Triosephosphate isomerase (TPI) deficiency (Df) is a rare recessive metabolic disorder that manifests as
hemolytic anemia, locomotor impairment, and progressive neurodegeneration. Research suggests that TPI Df mutations, including the "common" TPIE105Dmutation, result in reduced TPI protein stability that appears to underlie disease pathogenesis. Drosophila with the recessive TPIsugarkill allele (a.k.a. sgk or M81T) exhibit progressive locomotor impairment, neuromuscular impairment and reduced longevity, modeling the human disorder.
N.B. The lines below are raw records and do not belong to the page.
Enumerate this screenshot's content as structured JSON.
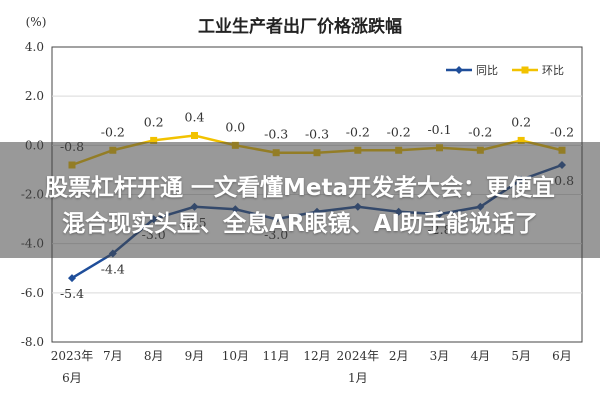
{
  "chart_data": {
    "type": "line",
    "title": "工业生产者出厂价格涨跌幅",
    "ylabel": "(%)",
    "ylim": [
      -8.0,
      4.0
    ],
    "yticks": [
      "4.0",
      "2.0",
      "0.0",
      "-2.0",
      "-4.0",
      "-6.0",
      "-8.0"
    ],
    "categories": [
      "2023年6月",
      "7月",
      "8月",
      "9月",
      "10月",
      "11月",
      "12月",
      "2024年1月",
      "2月",
      "3月",
      "4月",
      "5月",
      "6月"
    ],
    "category_labels": [
      {
        "line1": "2023年",
        "line2": "6月"
      },
      {
        "line1": "7月",
        "line2": ""
      },
      {
        "line1": "8月",
        "line2": ""
      },
      {
        "line1": "9月",
        "line2": ""
      },
      {
        "line1": "10月",
        "line2": ""
      },
      {
        "line1": "11月",
        "line2": ""
      },
      {
        "line1": "12月",
        "line2": ""
      },
      {
        "line1": "2024年",
        "line2": "1月"
      },
      {
        "line1": "2月",
        "line2": ""
      },
      {
        "line1": "3月",
        "line2": ""
      },
      {
        "line1": "4月",
        "line2": ""
      },
      {
        "line1": "5月",
        "line2": ""
      },
      {
        "line1": "6月",
        "line2": ""
      }
    ],
    "series": [
      {
        "name": "同比",
        "color": "#1f4e9a",
        "values": [
          -5.4,
          -4.4,
          -3.0,
          -2.5,
          -2.6,
          -3.0,
          -2.7,
          -2.5,
          -2.7,
          -2.8,
          -2.5,
          -1.4,
          -0.8
        ],
        "labels": [
          "-5.4",
          "-4.4",
          "-3.0",
          "-2.5",
          "",
          "-3.0",
          "",
          "",
          "",
          "-2.8",
          "",
          "",
          "-0.8"
        ]
      },
      {
        "name": "环比",
        "color": "#f2c200",
        "values": [
          -0.8,
          -0.2,
          0.2,
          0.4,
          0.0,
          -0.3,
          -0.3,
          -0.2,
          -0.2,
          -0.1,
          -0.2,
          0.2,
          -0.2
        ],
        "labels": [
          "-0.8",
          "-0.2",
          "0.2",
          "0.4",
          "0.0",
          "-0.3",
          "-0.3",
          "-0.2",
          "-0.2",
          "-0.1",
          "-0.2",
          "0.2",
          "-0.2"
        ]
      }
    ],
    "legend": "top-right",
    "grid": true
  },
  "headline": {
    "line1": "股票杠杆开通 一文看懂Meta开发者大会：更便宜",
    "line2": "混合现实头显、全息AR眼镜、AI助手能说话了"
  },
  "colors": {
    "axis": "#444444",
    "grid": "#d9d9d9",
    "overlay": "#464646"
  }
}
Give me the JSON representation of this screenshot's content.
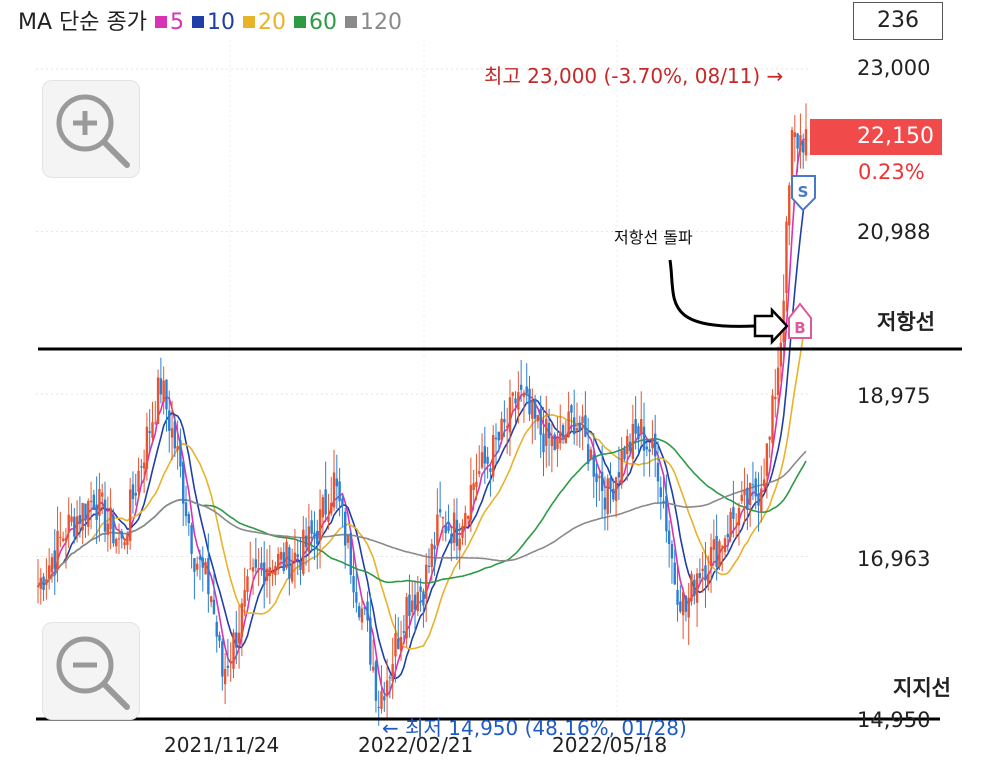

TPIsugarkill produces a functional
protein that is degraded by the
proteasome.
Molecular chaperones, such as Hsp70 and Hsp90, have been shown to contribute to the regulation of TPIsugarkill degradation. In addition, stabilizing the
mutant protein through chaperone modulation results in improved TPI deficiency phenotypes. To identify additional regulators of TPIsugarkill degradation, we performed a genome-wide RNAi screen that targeted known and predicted quality control
proteins in the cell to identify novel factors that modulate TPIsugarkill turnover. Of the 430
proteins screened, 25 regulators of TPIsugarkill were identified. Interestingly, 10
proteins identified were novel, previously undescribed
Drosophila proteins.
Proteins involved in co-translational
protein quality control and ribosome function were also isolated in the screen, suggesting that TPIsugarkill may undergo co-translational selection for polyubiquitination and proteasomal degradation as a nascent
polypeptide. The
proteins identified in this study may reveal novel pathways for the degradation of a functional, cytosolic
protein by the
ubiquitin proteasome system and define therapeutic pathways for TPI Df and other biomedically important diseases.